Inspiration: Architecture and Learning
In this project, I was learning to bezel set a rectangular stone, but I still wanted to put some thought into the design. I’ve been very inspired lately by the 20’s and 30’s architecture in San Luis Obispo County, including Hearst Castle and The Monday Club, both designed by Julia Morgan.
These images are from a ranch house in Avila Beach from the same era, featuring an open truss ceiling in the main living area, and a beautiful metal studded door to a built-in firewood storage area.
I chose a tourmaline for its hardness (7-7.5 on the Mohs Scale) as I needed a stone that could withstand my beginner skillset for this type of setting.
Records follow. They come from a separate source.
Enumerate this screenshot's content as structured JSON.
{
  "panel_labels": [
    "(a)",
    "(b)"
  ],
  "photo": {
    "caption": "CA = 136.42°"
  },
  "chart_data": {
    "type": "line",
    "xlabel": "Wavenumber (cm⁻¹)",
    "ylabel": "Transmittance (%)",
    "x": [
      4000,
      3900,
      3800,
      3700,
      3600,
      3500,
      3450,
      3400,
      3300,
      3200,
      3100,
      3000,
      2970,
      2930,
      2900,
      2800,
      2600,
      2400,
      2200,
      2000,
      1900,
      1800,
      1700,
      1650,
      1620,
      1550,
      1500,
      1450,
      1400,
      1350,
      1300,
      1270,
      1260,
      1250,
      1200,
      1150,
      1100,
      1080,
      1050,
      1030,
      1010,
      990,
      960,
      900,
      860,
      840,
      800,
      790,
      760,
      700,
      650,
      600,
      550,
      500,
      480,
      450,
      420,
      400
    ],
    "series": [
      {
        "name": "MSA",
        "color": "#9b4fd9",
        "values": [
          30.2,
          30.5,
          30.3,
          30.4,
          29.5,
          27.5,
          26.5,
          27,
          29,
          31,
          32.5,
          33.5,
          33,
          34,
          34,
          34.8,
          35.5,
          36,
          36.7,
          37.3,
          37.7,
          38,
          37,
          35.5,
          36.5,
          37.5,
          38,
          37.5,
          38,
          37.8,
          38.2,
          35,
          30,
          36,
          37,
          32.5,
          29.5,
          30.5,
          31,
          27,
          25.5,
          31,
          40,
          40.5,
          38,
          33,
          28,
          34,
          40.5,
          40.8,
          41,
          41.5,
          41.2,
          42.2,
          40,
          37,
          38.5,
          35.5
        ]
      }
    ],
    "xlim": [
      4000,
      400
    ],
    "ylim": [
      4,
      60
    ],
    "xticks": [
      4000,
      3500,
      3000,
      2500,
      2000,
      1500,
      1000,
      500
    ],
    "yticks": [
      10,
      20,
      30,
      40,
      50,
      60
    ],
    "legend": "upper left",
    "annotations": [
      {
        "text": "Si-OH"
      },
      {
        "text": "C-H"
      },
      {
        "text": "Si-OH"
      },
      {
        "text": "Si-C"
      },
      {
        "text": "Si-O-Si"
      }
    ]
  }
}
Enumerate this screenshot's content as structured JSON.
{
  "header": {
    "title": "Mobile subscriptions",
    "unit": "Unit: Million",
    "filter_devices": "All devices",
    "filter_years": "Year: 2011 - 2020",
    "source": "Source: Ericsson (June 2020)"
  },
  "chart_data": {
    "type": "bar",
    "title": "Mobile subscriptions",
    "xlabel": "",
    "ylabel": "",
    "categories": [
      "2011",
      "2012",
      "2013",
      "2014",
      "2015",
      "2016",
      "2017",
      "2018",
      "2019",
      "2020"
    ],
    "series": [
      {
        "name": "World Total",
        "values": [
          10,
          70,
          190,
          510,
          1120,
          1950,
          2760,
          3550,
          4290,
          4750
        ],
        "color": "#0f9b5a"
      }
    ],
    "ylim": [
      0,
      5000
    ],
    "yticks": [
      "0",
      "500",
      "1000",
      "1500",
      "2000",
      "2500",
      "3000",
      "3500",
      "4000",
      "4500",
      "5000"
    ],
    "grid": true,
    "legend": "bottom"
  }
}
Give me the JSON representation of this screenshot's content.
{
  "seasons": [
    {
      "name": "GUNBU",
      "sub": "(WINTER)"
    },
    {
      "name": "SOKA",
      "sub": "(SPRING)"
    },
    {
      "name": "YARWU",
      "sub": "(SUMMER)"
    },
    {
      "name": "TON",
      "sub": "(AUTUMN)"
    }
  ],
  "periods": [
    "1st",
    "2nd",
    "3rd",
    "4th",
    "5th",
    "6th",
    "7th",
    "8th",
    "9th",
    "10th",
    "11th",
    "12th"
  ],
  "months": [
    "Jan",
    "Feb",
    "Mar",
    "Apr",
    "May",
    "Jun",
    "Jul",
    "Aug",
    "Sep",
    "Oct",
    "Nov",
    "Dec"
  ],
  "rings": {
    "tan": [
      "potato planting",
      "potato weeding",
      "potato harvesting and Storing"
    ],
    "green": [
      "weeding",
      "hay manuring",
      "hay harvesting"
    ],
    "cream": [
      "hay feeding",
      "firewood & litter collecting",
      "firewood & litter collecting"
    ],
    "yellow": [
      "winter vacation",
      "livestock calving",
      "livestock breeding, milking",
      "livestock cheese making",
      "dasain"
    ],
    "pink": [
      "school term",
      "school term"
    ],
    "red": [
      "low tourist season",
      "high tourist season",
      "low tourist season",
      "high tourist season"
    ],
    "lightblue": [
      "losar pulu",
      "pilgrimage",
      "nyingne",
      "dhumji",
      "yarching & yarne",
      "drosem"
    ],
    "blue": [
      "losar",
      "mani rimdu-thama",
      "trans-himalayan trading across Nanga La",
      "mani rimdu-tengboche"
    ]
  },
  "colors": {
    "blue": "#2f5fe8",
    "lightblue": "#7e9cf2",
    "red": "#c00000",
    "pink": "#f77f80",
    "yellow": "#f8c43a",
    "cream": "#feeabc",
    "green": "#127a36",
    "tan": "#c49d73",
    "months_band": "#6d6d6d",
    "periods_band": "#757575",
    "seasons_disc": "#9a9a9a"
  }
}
It can be tricky, in that the corners of the stone must be protected to prevent cracking when the bezel is pushed over. A small ledge is formed inside the bezel, with “safety pockets” cut into the corners to protect the stone.
I started with some basic elements to begin visualizing what the ring might look like. The elongated baguette shape and brilliant green of this stone immediately reminded me of an art deco design, and when paired with some other simple lines, it began to come together.
The next step was to fabricate the bezel setting, essentially two L-shaped pieces of sterling silver sheet. As with any stone setting, the size and fit is checked repeatedly to be certain it’s accurate. Cannot be too big, cannot be too small! Then the bottom of the bezel was shaped to sit flush on top of the ring.
Next, I hand fabricated some tiny metal studs, inspired by the copper doors pictured above, to accent the stone and wire elements.
Then all the pieces were soldered together. This was a challenging solder job! After polishing, the stone was carefully set. The sides of the bezel were hammered in with a pendant motor and hammer hand piece—no cracks or chips!
One more final polish and the ring was complete.